Der Oranje-Hype als Wahlkampf-Turbo

Wer sich als Holland-Fan outet, gewinnt im Wahljahr Sympathien: Dies hat nach Stapi Tschäppät auch CVP-Mann Reto Nause gemerkt.

von
Lorenz Hanselmann

Der Berner Stadtpräsident Alexander Tschäppät hatte es vorgemacht: Im orangen ­Leibchen sicherte er sich die Sympathien der Holländer – und voraussichtlich auch viele Stimmen für die Wahlen im November. CVP-Mann Reto Nause zog nach und versuchte, mit orangem Federhut zu punkten.

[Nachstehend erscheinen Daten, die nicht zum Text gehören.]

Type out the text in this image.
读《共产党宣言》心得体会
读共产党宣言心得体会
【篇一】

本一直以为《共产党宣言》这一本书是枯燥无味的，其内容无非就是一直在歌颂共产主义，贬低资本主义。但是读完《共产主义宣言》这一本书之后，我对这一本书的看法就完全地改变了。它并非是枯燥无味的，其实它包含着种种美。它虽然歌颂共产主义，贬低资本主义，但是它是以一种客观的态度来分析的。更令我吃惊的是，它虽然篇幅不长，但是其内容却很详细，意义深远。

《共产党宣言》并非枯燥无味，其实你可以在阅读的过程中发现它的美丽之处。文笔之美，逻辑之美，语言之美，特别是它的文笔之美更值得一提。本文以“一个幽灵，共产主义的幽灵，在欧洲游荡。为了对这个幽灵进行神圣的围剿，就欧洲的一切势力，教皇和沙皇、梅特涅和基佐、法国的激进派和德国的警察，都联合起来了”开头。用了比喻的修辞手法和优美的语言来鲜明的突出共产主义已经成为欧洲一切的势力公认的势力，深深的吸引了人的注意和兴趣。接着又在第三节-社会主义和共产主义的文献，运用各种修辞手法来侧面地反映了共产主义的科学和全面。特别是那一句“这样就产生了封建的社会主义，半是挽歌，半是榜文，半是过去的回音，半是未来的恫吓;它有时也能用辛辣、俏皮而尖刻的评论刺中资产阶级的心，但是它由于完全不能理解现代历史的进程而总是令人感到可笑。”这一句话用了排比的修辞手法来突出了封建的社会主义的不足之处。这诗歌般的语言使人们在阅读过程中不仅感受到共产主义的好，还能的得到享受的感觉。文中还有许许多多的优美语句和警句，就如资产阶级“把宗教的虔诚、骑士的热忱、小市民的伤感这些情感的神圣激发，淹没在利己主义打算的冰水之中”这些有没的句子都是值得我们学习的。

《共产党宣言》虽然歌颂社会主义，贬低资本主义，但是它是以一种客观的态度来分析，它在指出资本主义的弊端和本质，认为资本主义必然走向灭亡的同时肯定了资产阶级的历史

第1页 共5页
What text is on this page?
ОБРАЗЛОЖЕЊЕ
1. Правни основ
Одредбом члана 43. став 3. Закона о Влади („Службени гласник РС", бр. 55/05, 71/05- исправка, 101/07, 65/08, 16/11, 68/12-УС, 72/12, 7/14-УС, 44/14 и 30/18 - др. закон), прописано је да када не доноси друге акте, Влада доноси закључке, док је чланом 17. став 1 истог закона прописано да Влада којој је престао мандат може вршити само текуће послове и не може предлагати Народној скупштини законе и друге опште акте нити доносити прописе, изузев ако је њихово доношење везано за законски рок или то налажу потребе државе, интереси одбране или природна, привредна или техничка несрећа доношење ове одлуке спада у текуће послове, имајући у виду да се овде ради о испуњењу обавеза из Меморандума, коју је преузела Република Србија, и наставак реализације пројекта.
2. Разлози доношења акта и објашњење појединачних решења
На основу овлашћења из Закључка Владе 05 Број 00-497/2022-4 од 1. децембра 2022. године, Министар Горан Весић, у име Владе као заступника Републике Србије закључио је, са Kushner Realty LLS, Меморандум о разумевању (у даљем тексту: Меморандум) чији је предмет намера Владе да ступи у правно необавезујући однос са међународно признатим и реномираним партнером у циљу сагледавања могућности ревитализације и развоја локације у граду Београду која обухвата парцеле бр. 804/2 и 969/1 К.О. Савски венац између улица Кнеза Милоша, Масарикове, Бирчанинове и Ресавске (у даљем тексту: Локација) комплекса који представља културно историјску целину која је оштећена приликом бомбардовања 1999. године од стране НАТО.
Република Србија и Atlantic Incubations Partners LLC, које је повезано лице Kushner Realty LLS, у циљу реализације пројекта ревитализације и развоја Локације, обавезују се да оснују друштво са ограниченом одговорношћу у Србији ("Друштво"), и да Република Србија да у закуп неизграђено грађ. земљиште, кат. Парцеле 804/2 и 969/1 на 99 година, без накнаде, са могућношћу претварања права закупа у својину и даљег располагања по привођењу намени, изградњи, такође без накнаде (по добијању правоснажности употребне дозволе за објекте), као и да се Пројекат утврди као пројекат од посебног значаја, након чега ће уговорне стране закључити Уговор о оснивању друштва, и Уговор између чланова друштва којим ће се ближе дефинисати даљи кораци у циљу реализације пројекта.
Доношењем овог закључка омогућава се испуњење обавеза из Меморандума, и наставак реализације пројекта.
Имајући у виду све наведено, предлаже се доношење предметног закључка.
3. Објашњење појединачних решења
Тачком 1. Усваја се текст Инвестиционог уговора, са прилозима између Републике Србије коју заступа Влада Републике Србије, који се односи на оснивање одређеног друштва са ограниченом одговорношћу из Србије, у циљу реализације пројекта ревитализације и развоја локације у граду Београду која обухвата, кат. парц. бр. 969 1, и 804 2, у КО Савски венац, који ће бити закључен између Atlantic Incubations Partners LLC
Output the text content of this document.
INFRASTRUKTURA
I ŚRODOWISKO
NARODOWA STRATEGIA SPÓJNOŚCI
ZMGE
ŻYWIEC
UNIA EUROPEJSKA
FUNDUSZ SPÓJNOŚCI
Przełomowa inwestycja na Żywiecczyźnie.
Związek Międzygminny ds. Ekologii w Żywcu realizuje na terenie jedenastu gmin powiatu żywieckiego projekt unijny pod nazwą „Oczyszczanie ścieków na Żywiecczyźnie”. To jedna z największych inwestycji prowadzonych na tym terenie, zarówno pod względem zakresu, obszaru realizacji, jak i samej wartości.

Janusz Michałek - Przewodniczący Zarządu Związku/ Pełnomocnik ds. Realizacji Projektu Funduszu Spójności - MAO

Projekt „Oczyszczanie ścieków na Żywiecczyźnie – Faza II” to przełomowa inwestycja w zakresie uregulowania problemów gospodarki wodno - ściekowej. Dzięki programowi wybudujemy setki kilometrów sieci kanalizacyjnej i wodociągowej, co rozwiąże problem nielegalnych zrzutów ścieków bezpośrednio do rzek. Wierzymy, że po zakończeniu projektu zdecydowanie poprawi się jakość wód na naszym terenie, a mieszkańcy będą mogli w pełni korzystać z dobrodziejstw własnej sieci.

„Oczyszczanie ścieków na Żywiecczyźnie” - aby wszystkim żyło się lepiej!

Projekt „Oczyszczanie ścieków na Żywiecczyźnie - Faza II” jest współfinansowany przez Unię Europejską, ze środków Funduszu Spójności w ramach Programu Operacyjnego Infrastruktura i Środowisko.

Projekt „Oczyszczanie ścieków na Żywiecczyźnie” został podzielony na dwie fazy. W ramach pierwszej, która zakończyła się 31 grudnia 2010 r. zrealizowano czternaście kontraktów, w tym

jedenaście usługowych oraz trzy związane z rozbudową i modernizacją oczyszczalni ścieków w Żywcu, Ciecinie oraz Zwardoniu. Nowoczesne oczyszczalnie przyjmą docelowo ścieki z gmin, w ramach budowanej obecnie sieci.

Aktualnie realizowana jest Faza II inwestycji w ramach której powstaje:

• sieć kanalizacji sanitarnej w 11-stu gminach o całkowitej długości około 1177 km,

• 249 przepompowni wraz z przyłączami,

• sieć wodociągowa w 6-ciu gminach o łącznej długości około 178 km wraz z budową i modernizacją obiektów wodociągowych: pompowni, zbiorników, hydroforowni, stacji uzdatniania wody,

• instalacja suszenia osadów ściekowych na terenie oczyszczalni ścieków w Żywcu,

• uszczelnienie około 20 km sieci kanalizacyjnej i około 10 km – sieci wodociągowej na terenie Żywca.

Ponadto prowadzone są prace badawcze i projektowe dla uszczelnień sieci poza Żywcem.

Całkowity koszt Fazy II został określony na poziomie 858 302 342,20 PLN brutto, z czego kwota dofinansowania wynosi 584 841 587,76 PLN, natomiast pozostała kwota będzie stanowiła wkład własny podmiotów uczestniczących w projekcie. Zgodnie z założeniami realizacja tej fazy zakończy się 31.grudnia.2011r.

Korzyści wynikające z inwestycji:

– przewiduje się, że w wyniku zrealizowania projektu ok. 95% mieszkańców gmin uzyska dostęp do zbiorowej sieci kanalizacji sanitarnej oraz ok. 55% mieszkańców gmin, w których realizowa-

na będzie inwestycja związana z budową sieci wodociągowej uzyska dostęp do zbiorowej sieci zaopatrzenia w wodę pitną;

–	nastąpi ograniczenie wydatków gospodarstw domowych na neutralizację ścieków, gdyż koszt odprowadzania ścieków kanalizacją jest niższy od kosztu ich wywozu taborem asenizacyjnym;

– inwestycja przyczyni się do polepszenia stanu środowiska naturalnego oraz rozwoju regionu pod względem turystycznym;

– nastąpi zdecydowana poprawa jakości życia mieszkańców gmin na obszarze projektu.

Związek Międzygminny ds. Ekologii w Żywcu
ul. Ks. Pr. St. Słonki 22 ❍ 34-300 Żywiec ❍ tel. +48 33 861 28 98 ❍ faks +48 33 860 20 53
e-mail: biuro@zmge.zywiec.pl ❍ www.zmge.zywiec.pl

Nun macht der Gemeinderatskandidat den Holländern erst recht den Hof: Er fordert von der Stadt Bern, Mass­nahmen zu ergreifen, damit die Oranjes wieder nach Bern kommen. Seine konkreten Vorschläge: ein Holland-Park mit original Euro-Rasen, ein jährliches Freundschaftsspiel mit einem grossen Oranjefest im Stade de Suis­se oder eine Städtepartnerschaft. Dass er nur auf den orangen Zug aufgesprungen ist, damit die Berner im Herbst seinen Namen auf den Wahlzettel schreiben, weist Nause zurück. «Es geht mir nicht um mich, sondern um die Zukunft der Stadt.»

Trotzdem: «Wenn sich ein Politiker als Fan zeigt, wird er sicher nicht unbeliebter», so der Politologe Andreas Ladner. «Ob eine solche Aktion

effektiv etwas nützt, wurde allerdings nie berechnet.»